。
单论体魄,已能硬撼练气八九重的修士。
“可惜手头没有飞针、飞剑这类法器,不然正好试试成色想这些作甚,直接问天书便是!”
姜异后知后觉,垂眸思忖,唤出那页金纸。
念头一闪,蝌蚪小字接连跃动。
【伏请天书,示我当前体魄大约能够抵挡何等层次的练气修士?】
天书回复极快,列出一长串细致分析,把各种情况都函盖了。
宗字头练气修士有无法器、道承高低、法诀是否克制,皆有明确论断。
至于门字头、派字头的修士,根本不在考量之内,天书直接给出“同层次所向披靡”的结论。
“这么说,我这道胎体魄能硬接练气四品法器轰击,凭真气催动法诀,能斩练气八重的宗字头修士”
姜异越算心头越明朗,以如今的实力,他能轻松打杀二十个萧同泉,五六个韩隶也不在话下。
许阎和周芙的手段没见识过,但想来也撑不住自己几巴掌。
昔日在牵机门里高不可攀的大师兄、大师姐,如今被远远甩在了身后。
“果然,在门字头蹉跎,不仅筑基希望缈茫,连斗法都排不上号,压根没资格被纳入衡量范围。”
姜异不禁唏嘘,若非接过玄妙真人这份道承,自己怕是还在底层泥塘里挣扎,连爬都爬不出来。
“小道爷!”
姜异正感慨着,长有狐狸脑袋的伥鬼连滚带爬扑到跟前,哭嚎道:
“大事不好了!老道爷被鬼抢了!”
老道爷指的便是杨峋。
“说清楚些。

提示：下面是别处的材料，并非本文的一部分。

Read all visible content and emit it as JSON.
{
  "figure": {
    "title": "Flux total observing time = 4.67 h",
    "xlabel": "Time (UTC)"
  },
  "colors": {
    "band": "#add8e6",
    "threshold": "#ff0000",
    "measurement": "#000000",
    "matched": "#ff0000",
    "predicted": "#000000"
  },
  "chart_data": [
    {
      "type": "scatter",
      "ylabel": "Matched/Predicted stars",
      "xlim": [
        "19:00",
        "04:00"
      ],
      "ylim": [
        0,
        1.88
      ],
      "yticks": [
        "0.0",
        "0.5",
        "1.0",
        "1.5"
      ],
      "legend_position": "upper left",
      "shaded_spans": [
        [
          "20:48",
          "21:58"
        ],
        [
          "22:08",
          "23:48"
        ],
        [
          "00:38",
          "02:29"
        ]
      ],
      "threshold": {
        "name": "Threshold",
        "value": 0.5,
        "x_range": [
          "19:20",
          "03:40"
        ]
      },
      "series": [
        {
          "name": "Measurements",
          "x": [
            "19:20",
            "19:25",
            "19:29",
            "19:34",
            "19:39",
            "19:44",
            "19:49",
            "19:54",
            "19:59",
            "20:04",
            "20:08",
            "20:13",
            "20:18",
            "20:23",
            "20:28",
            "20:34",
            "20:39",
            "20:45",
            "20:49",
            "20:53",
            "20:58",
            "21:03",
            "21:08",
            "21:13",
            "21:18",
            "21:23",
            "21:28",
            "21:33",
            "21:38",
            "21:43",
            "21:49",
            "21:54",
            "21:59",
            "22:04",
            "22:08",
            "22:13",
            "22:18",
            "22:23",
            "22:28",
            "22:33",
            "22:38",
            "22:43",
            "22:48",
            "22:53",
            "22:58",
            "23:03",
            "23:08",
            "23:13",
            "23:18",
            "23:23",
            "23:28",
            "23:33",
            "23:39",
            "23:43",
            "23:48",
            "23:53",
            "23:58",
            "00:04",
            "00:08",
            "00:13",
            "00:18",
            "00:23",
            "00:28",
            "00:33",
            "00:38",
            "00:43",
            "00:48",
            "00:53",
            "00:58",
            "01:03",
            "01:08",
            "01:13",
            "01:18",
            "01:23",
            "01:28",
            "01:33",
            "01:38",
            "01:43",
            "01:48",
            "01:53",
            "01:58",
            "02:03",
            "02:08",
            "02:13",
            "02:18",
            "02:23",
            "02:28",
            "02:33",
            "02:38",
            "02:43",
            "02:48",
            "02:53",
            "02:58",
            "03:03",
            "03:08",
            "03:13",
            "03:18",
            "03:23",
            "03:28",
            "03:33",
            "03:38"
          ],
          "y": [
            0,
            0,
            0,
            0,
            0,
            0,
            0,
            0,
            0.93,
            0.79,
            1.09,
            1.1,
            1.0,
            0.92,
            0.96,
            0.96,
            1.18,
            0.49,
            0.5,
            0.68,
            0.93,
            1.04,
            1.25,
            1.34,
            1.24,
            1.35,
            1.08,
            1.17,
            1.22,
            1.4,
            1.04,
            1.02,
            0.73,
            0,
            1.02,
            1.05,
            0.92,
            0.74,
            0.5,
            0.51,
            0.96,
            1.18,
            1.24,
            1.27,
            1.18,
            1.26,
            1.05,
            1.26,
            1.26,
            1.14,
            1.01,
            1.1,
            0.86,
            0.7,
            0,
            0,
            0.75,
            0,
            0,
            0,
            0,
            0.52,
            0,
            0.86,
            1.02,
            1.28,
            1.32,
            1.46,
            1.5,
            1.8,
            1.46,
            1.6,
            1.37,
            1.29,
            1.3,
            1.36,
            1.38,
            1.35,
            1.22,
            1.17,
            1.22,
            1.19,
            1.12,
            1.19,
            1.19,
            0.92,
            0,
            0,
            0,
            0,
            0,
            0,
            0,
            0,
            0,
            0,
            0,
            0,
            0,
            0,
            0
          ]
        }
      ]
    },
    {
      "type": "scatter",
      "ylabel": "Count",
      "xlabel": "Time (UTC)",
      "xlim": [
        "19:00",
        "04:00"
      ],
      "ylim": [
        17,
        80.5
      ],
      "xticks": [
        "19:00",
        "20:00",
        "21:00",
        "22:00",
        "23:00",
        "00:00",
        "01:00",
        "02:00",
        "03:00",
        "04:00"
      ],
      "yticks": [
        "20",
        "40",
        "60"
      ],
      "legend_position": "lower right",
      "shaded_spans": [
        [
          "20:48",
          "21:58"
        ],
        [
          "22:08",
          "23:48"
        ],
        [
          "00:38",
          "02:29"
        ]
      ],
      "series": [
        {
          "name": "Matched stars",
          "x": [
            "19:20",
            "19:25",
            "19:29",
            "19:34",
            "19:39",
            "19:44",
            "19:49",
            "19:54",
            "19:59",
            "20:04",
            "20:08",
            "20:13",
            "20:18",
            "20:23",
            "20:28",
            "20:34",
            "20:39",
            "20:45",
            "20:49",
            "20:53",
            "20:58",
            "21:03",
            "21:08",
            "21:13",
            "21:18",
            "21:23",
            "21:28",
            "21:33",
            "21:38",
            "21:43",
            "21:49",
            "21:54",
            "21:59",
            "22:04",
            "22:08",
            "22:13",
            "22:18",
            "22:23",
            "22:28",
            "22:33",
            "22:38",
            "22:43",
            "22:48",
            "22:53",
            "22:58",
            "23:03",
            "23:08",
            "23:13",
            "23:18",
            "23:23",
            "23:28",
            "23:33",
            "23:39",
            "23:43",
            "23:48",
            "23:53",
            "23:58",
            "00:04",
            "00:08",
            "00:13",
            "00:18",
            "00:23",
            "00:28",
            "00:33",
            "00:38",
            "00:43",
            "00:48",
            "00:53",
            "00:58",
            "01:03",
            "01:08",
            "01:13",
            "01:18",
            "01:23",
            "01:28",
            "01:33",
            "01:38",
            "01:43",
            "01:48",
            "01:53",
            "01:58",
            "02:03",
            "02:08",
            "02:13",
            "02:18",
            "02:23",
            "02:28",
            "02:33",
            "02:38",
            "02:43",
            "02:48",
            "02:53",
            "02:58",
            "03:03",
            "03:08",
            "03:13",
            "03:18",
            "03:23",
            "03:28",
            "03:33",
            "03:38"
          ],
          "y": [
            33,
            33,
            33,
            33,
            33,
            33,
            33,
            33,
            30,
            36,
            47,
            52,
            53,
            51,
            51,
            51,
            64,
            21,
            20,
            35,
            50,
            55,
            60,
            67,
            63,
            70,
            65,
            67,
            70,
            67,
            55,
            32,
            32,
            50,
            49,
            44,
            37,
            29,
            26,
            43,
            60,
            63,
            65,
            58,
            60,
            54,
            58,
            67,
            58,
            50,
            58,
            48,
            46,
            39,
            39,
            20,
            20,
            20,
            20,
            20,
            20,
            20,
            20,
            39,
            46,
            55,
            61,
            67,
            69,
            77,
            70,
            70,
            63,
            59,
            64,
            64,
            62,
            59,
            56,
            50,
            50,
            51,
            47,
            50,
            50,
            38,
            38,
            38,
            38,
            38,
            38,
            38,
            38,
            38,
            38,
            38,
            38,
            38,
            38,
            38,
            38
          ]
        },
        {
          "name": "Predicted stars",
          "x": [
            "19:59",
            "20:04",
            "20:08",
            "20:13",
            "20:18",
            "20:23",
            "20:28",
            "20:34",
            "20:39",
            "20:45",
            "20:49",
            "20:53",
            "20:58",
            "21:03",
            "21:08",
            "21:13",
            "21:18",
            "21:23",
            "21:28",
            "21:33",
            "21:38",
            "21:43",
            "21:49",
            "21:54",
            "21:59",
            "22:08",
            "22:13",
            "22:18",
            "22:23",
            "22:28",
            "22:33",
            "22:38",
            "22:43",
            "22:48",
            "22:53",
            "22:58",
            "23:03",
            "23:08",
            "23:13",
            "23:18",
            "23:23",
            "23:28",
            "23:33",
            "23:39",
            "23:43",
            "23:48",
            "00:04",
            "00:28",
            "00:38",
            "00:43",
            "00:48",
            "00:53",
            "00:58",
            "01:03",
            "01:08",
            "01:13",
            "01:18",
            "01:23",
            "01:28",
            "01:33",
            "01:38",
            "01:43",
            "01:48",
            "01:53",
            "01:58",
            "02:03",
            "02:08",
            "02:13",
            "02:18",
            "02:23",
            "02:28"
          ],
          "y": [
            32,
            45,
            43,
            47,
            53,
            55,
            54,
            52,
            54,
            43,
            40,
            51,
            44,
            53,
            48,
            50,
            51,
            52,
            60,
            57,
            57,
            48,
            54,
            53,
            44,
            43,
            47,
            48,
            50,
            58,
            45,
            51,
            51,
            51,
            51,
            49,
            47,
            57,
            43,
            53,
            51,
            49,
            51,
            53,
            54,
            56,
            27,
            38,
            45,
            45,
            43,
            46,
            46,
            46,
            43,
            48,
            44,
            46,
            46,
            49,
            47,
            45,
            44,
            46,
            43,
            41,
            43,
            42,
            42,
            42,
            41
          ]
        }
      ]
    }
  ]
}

”
姜异沉得住气,不慌不忙。
这方圆百里之内,应当没什么厉害凶煞可以危及到阿爷性命。
况且,杨峋替他寻一鬼市采买阴芝、阴参,好给掌门带回去交差。
此事也伏请过天书,所得答复是“无殒身之危”。
这伥鬼惊恐万分,生怕被姜异迁怒生啖吞吃,结结巴巴道:
“老道爷到了鬼市,买齐阴芝、阴参就往回赶,谁知半路上遇到招亲的,直接把他捉走了!”
姜异眉头微蹙,上曹府的鬼王嫁女?
这事儿早就传遍无底渊。
近来各方鬼物捉拿活人,正是为此。
据说把活人送进鬼王府就能领赏,要是被选作东床快婿,下赐更丰厚。
姜异沉静问道:
“是哪路鬼物?长什么模样?怎么捉走阿爷的?一件一件讲清楚。”
伥鬼狠狠咽了口唾沫,定了定神才敢回话:
“往南走五百多里,有座积云洞。洞里原本是个妖物,不知怎的入了鬼道,占了地方当巢穴,寻常凶煞都不敢招惹,只唤她‘姥姥’。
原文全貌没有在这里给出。